A lembrança de minha mãe, Amelia, ainda se fazia notar todas as vezes em que eu entrava nessa cozinha. O sorriso dela, o modo como ela cantarolava ao cozinhar... Mas na época eu nem sonhava com o que ela sofria por causa do meu pai, Michael. Minha mãe morreu sete anos atrás, no meu décimo terceiro aniversário. Os policiais declararam "hemorragia de causa desconhecida" como causa de morte, mas eu sabia a verdade. Michael havia simplesmente batido nela até a morte. Quando Amelia morreu, ele achou um "brinquedinho" novo, a filha indefesa que até então confiava cegamente no pai.

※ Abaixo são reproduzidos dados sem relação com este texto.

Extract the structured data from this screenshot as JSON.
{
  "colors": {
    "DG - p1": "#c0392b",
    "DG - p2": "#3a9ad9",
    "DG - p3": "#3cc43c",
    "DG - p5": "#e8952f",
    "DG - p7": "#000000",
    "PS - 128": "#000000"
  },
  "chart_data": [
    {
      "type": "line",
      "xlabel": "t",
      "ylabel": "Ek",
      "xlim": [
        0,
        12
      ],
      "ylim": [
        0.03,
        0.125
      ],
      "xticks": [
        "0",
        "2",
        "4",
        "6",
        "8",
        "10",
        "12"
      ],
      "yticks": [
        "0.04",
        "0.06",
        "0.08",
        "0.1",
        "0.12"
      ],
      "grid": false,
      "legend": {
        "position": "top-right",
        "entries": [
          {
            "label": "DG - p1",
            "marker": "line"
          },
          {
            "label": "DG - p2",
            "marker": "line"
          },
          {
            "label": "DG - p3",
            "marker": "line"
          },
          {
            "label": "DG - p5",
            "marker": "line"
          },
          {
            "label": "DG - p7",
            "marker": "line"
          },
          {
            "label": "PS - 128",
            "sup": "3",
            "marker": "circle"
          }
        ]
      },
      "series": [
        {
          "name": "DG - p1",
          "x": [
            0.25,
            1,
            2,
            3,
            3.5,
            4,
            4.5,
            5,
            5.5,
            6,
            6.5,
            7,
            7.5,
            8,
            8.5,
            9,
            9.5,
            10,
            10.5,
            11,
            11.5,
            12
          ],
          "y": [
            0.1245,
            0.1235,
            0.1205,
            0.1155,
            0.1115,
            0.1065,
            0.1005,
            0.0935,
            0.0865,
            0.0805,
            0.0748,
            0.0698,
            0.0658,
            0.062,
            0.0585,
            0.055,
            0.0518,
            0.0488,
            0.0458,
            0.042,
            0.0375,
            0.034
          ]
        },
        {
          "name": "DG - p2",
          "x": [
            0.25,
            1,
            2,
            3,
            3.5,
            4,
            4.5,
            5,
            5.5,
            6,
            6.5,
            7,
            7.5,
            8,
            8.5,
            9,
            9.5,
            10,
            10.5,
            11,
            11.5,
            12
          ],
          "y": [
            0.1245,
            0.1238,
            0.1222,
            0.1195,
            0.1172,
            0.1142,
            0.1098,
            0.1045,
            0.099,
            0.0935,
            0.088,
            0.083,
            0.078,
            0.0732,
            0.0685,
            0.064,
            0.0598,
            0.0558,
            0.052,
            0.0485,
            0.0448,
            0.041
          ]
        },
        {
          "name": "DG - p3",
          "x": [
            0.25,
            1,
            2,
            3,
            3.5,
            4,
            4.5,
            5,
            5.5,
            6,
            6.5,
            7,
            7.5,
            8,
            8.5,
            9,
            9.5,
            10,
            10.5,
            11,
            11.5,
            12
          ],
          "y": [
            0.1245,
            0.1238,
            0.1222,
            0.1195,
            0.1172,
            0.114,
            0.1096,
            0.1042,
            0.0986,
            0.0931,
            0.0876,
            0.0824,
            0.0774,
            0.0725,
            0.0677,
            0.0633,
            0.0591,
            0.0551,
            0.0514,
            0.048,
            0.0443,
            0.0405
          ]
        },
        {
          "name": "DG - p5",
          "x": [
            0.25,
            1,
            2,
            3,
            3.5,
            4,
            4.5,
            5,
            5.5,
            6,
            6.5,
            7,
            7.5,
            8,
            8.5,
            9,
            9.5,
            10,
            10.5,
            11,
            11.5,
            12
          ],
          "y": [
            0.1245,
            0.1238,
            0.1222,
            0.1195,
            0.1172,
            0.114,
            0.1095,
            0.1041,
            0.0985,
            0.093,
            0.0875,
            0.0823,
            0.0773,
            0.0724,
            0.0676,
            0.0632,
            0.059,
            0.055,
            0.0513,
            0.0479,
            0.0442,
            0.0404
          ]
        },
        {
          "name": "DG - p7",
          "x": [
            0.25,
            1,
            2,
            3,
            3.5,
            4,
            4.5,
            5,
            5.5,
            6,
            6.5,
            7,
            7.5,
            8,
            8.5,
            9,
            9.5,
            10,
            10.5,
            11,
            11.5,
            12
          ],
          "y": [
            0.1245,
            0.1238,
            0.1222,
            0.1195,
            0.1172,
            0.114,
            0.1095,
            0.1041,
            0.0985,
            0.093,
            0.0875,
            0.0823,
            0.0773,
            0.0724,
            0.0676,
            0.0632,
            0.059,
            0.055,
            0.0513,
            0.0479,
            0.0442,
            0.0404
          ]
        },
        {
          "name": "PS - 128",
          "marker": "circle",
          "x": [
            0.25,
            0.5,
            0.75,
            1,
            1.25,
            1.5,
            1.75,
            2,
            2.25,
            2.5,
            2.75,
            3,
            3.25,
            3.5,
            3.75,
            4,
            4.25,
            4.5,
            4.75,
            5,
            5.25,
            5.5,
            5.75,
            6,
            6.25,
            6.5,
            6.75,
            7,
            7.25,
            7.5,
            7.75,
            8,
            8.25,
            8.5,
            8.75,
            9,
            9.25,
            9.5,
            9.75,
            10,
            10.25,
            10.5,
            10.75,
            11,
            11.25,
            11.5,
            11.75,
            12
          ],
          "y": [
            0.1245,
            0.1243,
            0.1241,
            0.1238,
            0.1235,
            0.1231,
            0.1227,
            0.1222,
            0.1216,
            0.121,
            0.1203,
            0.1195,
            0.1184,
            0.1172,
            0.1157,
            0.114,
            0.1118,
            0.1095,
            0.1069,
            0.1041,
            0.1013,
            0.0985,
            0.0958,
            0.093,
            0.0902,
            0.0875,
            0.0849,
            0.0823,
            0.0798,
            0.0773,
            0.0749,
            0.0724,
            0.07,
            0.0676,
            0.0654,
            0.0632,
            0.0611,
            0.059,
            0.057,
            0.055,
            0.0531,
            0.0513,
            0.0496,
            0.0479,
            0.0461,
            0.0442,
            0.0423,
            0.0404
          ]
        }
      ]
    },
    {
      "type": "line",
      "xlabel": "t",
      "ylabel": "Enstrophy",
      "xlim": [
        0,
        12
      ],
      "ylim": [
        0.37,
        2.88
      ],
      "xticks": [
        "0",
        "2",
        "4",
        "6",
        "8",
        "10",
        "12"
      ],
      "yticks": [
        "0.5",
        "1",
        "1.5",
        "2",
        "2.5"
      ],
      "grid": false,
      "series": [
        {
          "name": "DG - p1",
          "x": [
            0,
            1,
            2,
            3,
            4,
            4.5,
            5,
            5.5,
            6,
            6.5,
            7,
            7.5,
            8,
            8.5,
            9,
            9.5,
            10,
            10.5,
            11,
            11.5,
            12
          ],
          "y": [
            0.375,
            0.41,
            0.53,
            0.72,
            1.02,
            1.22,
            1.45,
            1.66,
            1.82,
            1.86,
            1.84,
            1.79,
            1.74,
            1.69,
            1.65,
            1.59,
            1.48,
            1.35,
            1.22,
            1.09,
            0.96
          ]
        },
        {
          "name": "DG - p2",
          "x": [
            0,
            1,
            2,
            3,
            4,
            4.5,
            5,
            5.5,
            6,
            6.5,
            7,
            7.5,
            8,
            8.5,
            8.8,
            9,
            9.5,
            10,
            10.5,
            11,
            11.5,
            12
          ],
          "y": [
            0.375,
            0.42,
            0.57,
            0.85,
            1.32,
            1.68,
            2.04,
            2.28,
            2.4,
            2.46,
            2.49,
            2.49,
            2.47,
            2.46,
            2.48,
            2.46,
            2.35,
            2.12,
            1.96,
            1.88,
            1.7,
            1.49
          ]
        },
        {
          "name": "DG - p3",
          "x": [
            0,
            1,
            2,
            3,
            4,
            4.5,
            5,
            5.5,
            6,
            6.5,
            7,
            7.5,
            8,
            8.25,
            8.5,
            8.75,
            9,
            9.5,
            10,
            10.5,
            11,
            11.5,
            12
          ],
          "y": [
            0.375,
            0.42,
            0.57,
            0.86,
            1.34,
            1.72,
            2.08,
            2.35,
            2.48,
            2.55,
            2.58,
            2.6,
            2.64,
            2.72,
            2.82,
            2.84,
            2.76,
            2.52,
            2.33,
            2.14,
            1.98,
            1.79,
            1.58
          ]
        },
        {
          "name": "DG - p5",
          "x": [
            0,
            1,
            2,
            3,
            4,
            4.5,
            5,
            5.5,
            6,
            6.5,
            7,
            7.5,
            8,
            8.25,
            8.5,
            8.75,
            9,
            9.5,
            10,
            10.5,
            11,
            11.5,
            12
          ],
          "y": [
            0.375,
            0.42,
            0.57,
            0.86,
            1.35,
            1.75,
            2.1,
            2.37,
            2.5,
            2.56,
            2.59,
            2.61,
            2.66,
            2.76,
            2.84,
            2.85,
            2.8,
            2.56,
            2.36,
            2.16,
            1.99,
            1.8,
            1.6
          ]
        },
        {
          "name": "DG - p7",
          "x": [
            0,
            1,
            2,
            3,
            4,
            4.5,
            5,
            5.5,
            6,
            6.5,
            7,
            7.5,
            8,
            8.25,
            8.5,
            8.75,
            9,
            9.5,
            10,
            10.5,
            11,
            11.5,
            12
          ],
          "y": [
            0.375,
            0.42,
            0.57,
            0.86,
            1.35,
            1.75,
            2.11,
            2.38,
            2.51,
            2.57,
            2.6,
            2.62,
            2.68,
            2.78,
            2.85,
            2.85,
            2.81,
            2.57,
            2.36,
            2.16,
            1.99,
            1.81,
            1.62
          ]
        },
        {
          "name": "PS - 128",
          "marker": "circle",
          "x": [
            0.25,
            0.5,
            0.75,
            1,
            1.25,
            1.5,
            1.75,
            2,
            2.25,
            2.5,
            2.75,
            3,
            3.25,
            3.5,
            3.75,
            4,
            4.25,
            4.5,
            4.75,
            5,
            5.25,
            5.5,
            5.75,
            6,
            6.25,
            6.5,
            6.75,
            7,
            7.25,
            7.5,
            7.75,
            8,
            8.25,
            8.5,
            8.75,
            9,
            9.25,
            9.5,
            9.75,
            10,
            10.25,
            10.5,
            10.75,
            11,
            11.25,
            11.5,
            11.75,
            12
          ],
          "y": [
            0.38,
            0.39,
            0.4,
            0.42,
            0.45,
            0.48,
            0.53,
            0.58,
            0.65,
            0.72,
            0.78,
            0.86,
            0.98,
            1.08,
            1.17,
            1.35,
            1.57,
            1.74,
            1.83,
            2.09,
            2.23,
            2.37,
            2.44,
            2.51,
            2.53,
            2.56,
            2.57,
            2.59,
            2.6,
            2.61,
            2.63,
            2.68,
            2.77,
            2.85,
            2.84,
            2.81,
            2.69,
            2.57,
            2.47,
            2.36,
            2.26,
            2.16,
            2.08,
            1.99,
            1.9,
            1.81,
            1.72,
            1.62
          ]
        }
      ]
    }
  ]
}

Tente imaginar uma menina bonita, popular, que tinha tudo o que queria sem precisar batalhar por nada, e você teria uma idéia básica do que eu costumava ser há alguns anos atrás. Quando Michael começou a me bater, meu corpo deixou de cicatrizar-se por completo, os hematomas iam se acumulando e logo comecei a sofrer com bulimia e auto-mutilação.
Sim, eu me cortava.
No dia anterior eu tinha decidido para com isso, parar de me cortar e me apoiar nas músicas que eu escrevia quase todas as noites. Elas eram minha válvula de escape e conseguiam expressar minha alma de um modo impossível em uma conversa normal... Então ele apareceu em casa bêbado mais uma vez e quebrou meu violão, justamente o meu primeiro violão e o que eu tinha ganhado de Amelia; começou a me bater mais do que o normal e falava coisas que me deixam com vontade de morrer.

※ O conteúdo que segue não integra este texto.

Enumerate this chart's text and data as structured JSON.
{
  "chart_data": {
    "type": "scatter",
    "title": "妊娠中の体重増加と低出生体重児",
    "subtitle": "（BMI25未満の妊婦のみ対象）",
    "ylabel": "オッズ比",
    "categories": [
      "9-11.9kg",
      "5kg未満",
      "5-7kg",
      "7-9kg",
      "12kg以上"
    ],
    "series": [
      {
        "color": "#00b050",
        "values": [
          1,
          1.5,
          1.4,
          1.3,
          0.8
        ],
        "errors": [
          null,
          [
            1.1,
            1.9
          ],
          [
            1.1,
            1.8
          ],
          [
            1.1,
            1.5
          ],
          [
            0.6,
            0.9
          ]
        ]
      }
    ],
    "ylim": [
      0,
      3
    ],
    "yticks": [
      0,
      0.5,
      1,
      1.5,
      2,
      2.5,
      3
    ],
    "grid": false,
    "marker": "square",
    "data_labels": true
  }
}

Já tinha até perdido a conta de quantas vezes ele tinha feito isso comigo, mas eu tinha aprendido a aguentar e ficar quieta. Não sei explicar como ou por que, mas de repente eu senti meus sonhos se estilhaçarem no chão coberto com azuleijos verdes -escolha de Amelia- e minha última reserva de esperança tinha se esgotado. Sempre tive uma espécie de mantra: "Só mais uma vez, e alguém vem te salvar"... Naquela noite esse mantra tinha perdido seu significado.
Abri a porta da sala num ímpeto que nunca houve antes em mim e corri o mais rápido que pude. Corri o mais rápido que consegui mas não foi o suficiente. A dor que tomava meu corpo era maior do que palavras poderiam descrever e mentes poderiam imaginar, mas eu continuei correndo. Eu corri, mesmo estando com meu corpo inteiro coberto por cortes e pelo meu próprio sangue. A paisagem tinha se tornado familiar, o topo do antigo prédio da Rocker Records já tinha me abrigado em vários momentos de dor. Porém, nunca em uma decisão como essa.
Me aproximei da borda, de modo que um passo poderia terminar minha vida.
A dúvida que restava era: deveria eu dar o último passo?